If people get the impression that your purpose is to argue, you will lose your audience. Consider how you feel when someone gives you the impression that their purpose is to prove you wrong (conquer). Pride works in the unsaved heart; don’t provide it an unnecessary trigger, and guard against it in your own. Remember you are calling into question an aspect of their identity, which is a threat to their sense of being and self-definition.

What is the Gospel?

It is imperative for every Christian to be able to express a clear and complete presentation of the Gospel of Jesus Christ. Too often, Christians are guilty of offering a short, non-threatening or inoffensive quip about God loving the person and asking Jesus into their hearts, or inviting God into their lives. This is not the good news of Jesus Christ, and has cheated possibly millions of people from understanding both the salvation of Christ and the reason why every person needs it.

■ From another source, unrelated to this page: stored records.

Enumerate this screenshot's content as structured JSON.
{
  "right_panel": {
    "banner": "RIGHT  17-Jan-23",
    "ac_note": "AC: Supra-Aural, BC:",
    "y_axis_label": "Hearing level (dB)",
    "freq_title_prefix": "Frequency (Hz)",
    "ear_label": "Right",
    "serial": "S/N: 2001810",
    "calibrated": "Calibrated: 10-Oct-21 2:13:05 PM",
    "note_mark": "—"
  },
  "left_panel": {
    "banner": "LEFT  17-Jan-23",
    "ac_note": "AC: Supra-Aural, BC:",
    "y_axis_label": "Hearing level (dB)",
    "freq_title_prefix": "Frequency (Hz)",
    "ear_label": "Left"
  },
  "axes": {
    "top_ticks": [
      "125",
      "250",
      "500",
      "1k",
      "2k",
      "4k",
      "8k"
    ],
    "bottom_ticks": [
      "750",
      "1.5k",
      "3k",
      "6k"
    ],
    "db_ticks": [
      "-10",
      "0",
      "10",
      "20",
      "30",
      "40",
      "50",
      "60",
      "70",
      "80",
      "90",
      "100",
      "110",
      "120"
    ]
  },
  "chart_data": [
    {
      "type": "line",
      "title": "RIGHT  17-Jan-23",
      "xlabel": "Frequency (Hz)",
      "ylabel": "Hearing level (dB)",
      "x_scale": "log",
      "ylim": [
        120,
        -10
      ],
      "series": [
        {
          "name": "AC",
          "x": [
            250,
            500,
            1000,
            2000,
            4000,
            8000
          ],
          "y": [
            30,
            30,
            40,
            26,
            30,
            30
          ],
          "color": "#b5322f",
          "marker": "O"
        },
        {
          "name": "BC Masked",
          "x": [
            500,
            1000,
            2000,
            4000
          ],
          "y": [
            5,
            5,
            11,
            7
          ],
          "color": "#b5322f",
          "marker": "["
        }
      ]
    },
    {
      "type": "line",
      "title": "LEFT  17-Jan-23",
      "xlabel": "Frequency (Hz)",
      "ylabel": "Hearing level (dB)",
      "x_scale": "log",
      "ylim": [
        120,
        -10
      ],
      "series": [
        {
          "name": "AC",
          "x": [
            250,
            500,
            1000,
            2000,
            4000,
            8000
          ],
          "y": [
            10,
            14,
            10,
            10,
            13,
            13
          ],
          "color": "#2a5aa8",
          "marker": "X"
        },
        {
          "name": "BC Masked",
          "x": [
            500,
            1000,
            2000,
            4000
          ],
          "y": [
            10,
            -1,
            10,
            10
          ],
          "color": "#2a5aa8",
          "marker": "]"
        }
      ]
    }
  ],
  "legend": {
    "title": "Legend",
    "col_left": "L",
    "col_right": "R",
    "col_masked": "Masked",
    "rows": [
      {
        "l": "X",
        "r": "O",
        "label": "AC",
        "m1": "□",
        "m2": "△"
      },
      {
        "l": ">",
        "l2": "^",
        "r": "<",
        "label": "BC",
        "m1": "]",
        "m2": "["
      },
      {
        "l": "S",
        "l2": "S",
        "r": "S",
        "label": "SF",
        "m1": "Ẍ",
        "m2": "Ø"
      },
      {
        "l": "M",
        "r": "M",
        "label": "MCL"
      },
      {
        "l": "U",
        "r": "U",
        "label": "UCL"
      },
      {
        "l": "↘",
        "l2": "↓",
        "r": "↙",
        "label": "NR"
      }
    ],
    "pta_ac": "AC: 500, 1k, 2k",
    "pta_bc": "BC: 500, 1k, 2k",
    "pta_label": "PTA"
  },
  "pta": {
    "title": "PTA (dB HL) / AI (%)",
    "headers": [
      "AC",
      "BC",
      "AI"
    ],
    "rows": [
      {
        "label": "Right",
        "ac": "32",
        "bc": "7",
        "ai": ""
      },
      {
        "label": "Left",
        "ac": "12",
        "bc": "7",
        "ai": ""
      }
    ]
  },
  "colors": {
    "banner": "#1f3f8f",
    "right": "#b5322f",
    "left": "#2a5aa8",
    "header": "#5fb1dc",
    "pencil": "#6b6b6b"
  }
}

A good exercise for anyone, but especially someone who is unaccustomed to sharing the Gospel, is to take notes while studying through the Book of Acts. Every time an account is recorded of someone communicating Christ to an audience, note specifically what they said. For instance, in Peter’s first ‘sermon’ to the Jewish audience at Pentecost, he referred them to their own prophets about coming judgement, and God’s promise of a redeemer from judgement Who would rise from the dead and be the Lord of Israel. He referred them to their own history, their knowledge of God and their Scriptures, to demonstrate to them that Jesus was the anointed One they had been told to expect, and that His death was the covering for their own sins, to reconcile them to God and offer them everlasting life. This was Peter’s gospel to the Jews at that time, including his ‘apologetic’ of the explanation and fulfilment of the prophecies they had received from YHWH regarding this Christ.

Following this exercise to the end of the Book will provide a good basis to know what details were included in the message brought by the apostles and other disciples to the first century Jews and Gentiles, and give a better idea of what should be shared with our hearers today.